つまり母親にとって「オカンの友達が産んだ娘」が書いた手紙だった。
「五十年前、あなたのお母さんは私の家で脳梗塞を発症し、一時間後に亡くなってしまったそうですね。実は発症してから悪化するまでの数分の猶予に、彼女はあなた宛てに遺書を書いていたのです。その遺書をお渡しするために今回お便りしました。これまで五十年間、お知らせする機会がこんなに遅くなってしまったのは、あなたの母と親交があった私の母が認知症の初期症状だったため、遺書の存在を忘れていたからであります。その点重ねてお詫び申し上げます」
母親は同封された遺書を読んでみた。つまり母親にとって「オカンからの遺書」である。
「娘へ。私はあなたに与える十分な遺産というものがありません。なので、私がかぶれていた宗教、モンターナ学会にそのことを相談しましたら『お前は教祖の私をかつてAEDで助けてくれた恩がある。その恩に報いよう。私の生まれ変わりが、お前の孫であることを我が学会で公表する。その子は五十になるまでになんらかの奇跡を起こす人になろうと予言するので、それまでにあらゆる手段をもって大成せよ。資本金については案ずることはないだろう。我が学会では次なる教祖候補に対して金を惜しまず投資してくれる人間はごまんといるのだから』ということです。どうか、立派な息子を育ててくれるよう切に案 じ ま」
遺書は「案じま」で途切れていた。そこで力尽きたのだろう。
母親は顔面が蒼白になり、別室で豚のように寝転がってアニメを見ている愚息の姿を思い浮かべた。
母親が亡くなった彼女の遺志を継いで頑張るべきだった五十年。その月日はあっという間に経ってしまい、今日はその五十年目きっかりを無策のまま迎えてしまった。

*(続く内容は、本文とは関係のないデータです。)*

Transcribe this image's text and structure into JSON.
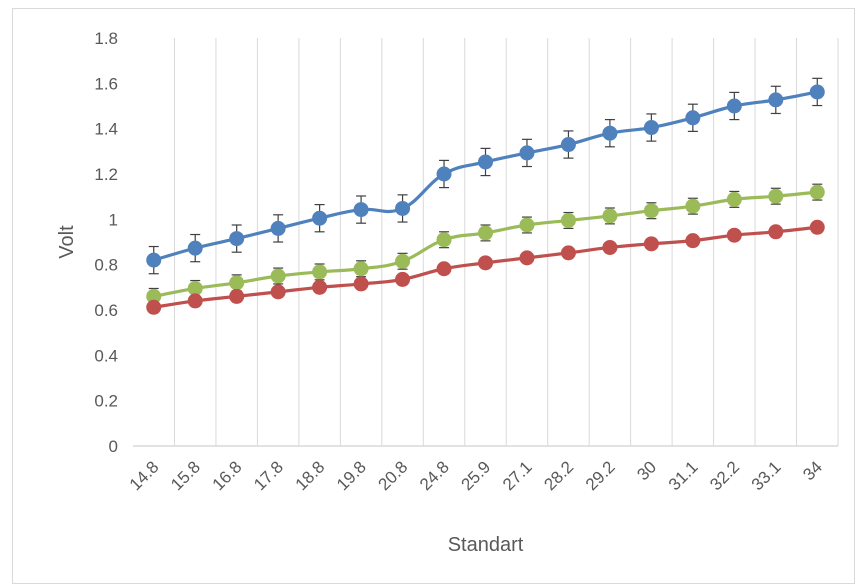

今から奇跡なんか起こすような才能も努力も悪賢さも身についていない。ではどうする? 悩んでいる間に、時計の針は0時を回り、同時に突然、玄関からチャイムの連打される音が聞こえてきた。「えっなになに?」母親は事情を話す暇もなく息子を強引に連れ出し、地下のフィギュア専用部屋に幽閉し、内側からは絶対に開けることができない鍵をかけた。
やがて玄関を壊して家に雪崩れ込んできたモンターナ学会の信者たちは、息子の奇跡を目の当たりにすべく息子を求めてそこらじゅうを隈なく探した、が、見つからず、今まで投資したぶんの鬱憤もあったのか、母親を監禁しはじめ、そこに居座ってしまった。
そして信者がとうとう発見できず、しおらしい姿勢で諦めて立ち退いたのは母親監禁から一ヶ月後であった。